А он улыбнулся этому слову «стишок» и тому, как просто и по-детски она сидела и смотрела на него еще влажными, чуточку покрасневшими глазами. Глубокая и щемящая невинность и ранимость девочки поразили его.

— Его написала Эдна Сент-Винсент Миллей, — объяснила она, заправляя за ухо непослушную прядь, — и как-то раз на уроке я вспомнила о нем. Первая строка там такая, э-э… «Евклид узрел нагую красоту…» Так, кажется.

Он кивнул, приподняв рыжеватые брови, и продолжил:

— «…Лишь он один.
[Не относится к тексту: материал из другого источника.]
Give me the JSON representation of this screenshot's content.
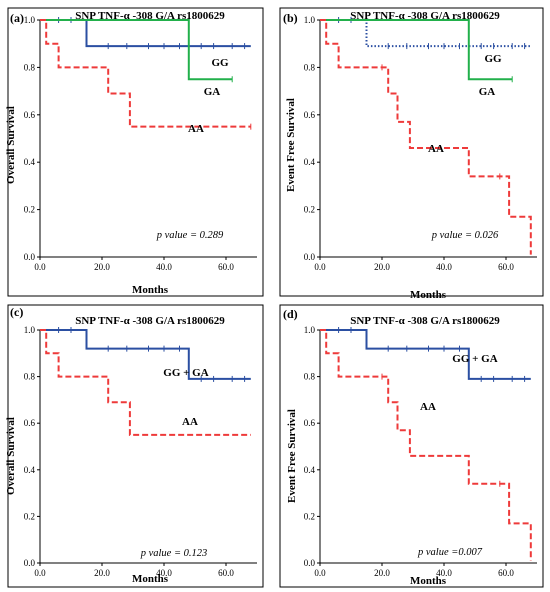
{
  "chart_data": [
    {
      "panel_label": "(a)",
      "type": "line",
      "step": true,
      "title": "SNP TNF-α -308 G/A rs1800629",
      "xlabel": "Months",
      "ylabel": "Overall Survival",
      "xlim": [
        0,
        70
      ],
      "ylim": [
        0,
        1
      ],
      "xticks": [
        "0.0",
        "20.0",
        "40.0",
        "60.0"
      ],
      "yticks": [
        "0.0",
        "0.2",
        "0.4",
        "0.6",
        "0.8",
        "1.0"
      ],
      "annotation": "p value = 0.289",
      "series": [
        {
          "name": "GG",
          "color": "#2b4fa2",
          "dash": "solid",
          "x": [
            0,
            15,
            68
          ],
          "y": [
            1.0,
            0.89,
            0.89
          ],
          "censor_x": [
            6,
            10,
            22,
            28,
            35,
            40,
            45,
            52,
            56,
            62,
            66
          ]
        },
        {
          "name": "GA",
          "color": "#22b04b",
          "dash": "solid",
          "x": [
            0,
            48,
            62
          ],
          "y": [
            1.0,
            0.75,
            0.75
          ],
          "censor_x": [
            62
          ]
        },
        {
          "name": "AA",
          "color": "#ee3a3a",
          "dash": "dashed",
          "x": [
            0,
            2,
            6,
            16,
            22,
            29,
            68
          ],
          "y": [
            1.0,
            0.9,
            0.8,
            0.8,
            0.69,
            0.55,
            0.55
          ],
          "censor_x": [
            68
          ]
        }
      ]
    },
    {
      "panel_label": "(b)",
      "type": "line",
      "step": true,
      "title": "SNP TNF-α -308 G/A rs1800629",
      "xlabel": "Months",
      "ylabel": "Event Free Survival",
      "xlim": [
        0,
        70
      ],
      "ylim": [
        0,
        1
      ],
      "xticks": [
        "0.0",
        "20.0",
        "40.0",
        "60.0"
      ],
      "yticks": [
        "0.0",
        "0.2",
        "0.4",
        "0.6",
        "0.8",
        "1.0"
      ],
      "annotation": "p value = 0.026",
      "series": [
        {
          "name": "GG",
          "color": "#2b4fa2",
          "dash": "dotted",
          "x": [
            0,
            15,
            68
          ],
          "y": [
            1.0,
            0.89,
            0.89
          ],
          "censor_x": [
            6,
            10,
            22,
            28,
            35,
            40,
            45,
            52,
            56,
            62,
            66
          ]
        },
        {
          "name": "GA",
          "color": "#22b04b",
          "dash": "solid",
          "x": [
            0,
            48,
            62
          ],
          "y": [
            1.0,
            0.75,
            0.75
          ],
          "censor_x": [
            62
          ]
        },
        {
          "name": "AA",
          "color": "#ee3a3a",
          "dash": "dashed",
          "x": [
            0,
            2,
            6,
            17,
            22,
            25,
            29,
            48,
            54,
            61,
            68
          ],
          "y": [
            1.0,
            0.9,
            0.8,
            0.8,
            0.69,
            0.57,
            0.46,
            0.34,
            0.34,
            0.17,
            0.01
          ],
          "censor_x": [
            20,
            58
          ]
        }
      ]
    },
    {
      "panel_label": "(c)",
      "type": "line",
      "step": true,
      "title": "SNP TNF-α -308 G/A rs1800629",
      "xlabel": "Months",
      "ylabel": "Overall Survival",
      "xlim": [
        0,
        70
      ],
      "ylim": [
        0,
        1
      ],
      "xticks": [
        "0.0",
        "20.0",
        "40.0",
        "60.0"
      ],
      "yticks": [
        "0.0",
        "0.2",
        "0.4",
        "0.6",
        "0.8",
        "1.0"
      ],
      "annotation": "p  value = 0.123",
      "series": [
        {
          "name": "GG + GA",
          "color": "#2b4fa2",
          "dash": "solid",
          "x": [
            0,
            15,
            48,
            68
          ],
          "y": [
            1.0,
            0.92,
            0.79,
            0.79
          ],
          "censor_x": [
            6,
            10,
            22,
            28,
            35,
            40,
            45,
            52,
            56,
            62,
            66
          ]
        },
        {
          "name": "AA",
          "color": "#ee3a3a",
          "dash": "dashed",
          "x": [
            0,
            2,
            6,
            16,
            22,
            29,
            68
          ],
          "y": [
            1.0,
            0.9,
            0.8,
            0.8,
            0.69,
            0.55,
            0.55
          ],
          "censor_x": []
        }
      ]
    },
    {
      "panel_label": "(d)",
      "type": "line",
      "step": true,
      "title": "SNP TNF-α -308 G/A rs1800629",
      "xlabel": "Months",
      "ylabel": "Event Free Survival",
      "xlim": [
        0,
        70
      ],
      "ylim": [
        0,
        1
      ],
      "xticks": [
        "0.0",
        "20.0",
        "40.0",
        "60.0"
      ],
      "yticks": [
        "0.0",
        "0.2",
        "0.4",
        "0.6",
        "0.8",
        "1.0"
      ],
      "annotation": "p  value =0.007",
      "series": [
        {
          "name": "GG + GA",
          "color": "#2b4fa2",
          "dash": "solid",
          "x": [
            0,
            15,
            48,
            68
          ],
          "y": [
            1.0,
            0.92,
            0.79,
            0.79
          ],
          "censor_x": [
            6,
            10,
            22,
            28,
            35,
            40,
            45,
            52,
            56,
            62,
            66
          ]
        },
        {
          "name": "AA",
          "color": "#ee3a3a",
          "dash": "dashed",
          "x": [
            0,
            2,
            6,
            17,
            22,
            25,
            29,
            48,
            54,
            61,
            68
          ],
          "y": [
            1.0,
            0.9,
            0.8,
            0.8,
            0.69,
            0.57,
            0.46,
            0.34,
            0.34,
            0.17,
            0.01
          ],
          "censor_x": [
            20,
            58
          ]
        }
      ]
    }
  ]
}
И пусть умолкнут те, кто мелет всякий вздор о красоте».

— Вы знаете его! — воскликнула она изумленно.

Он кивнул снова и сосредоточенно нахмурил брови, словно обдумывая какую-то мысль, внезапно пришедшую в голову.

— Вы знаете его, — повторила Эми. — Не могу поверить, что вы знаете это стихотворение!

Как будто птичку выпустили из клетки.

— А еще какое-нибудь вы знаете?

Эми развернулась лицом к нему, они сидели, почти упираясь коленями.

— Я имею в виду, еще что-нибудь из Миллей вы знаете?

Прижав ладонь к губам, он молча разглядывал ее. Затем произнес.

— Да, знаю. Другие ее сонеты. «Увы, не лечит время, лгали мне…»

— «…Все, кто твердил: переболит — отпустит…» — подхватила Эми.

Она даже слегка подпрыгнула на стуле, непослушная прядь волос соскользнула из-за уха и упала ей на лицо, освещенная солнцем из окна. Теперь Эми видела сквозь золотую кисею его удивление, интерес и что-то еще, неуловимое. Это «что-то» она будет помнить долго-долго — движение в глубине его зрачков, будто волна шевельнулась внутри. Он встал и направился к окну, засунув руки в карманы своих вельветовых брюк.

— Подойди посмотри, какое небо, — кивнул он в сторону окна, — вот-вот пойдет снег.

Он обернулся к ней, потом снова к окну.

— Иди сюда, посмотри, — позвал он снова.

Она послушно подошла. Небо набрякло и насупилось, мрачные облака мчались, то и дело заслоняя зимнее солнце, такое золотое, словно оно с утра копило, а теперь выплеснуло сияние, озарив края темных туч почти электрическим свечением.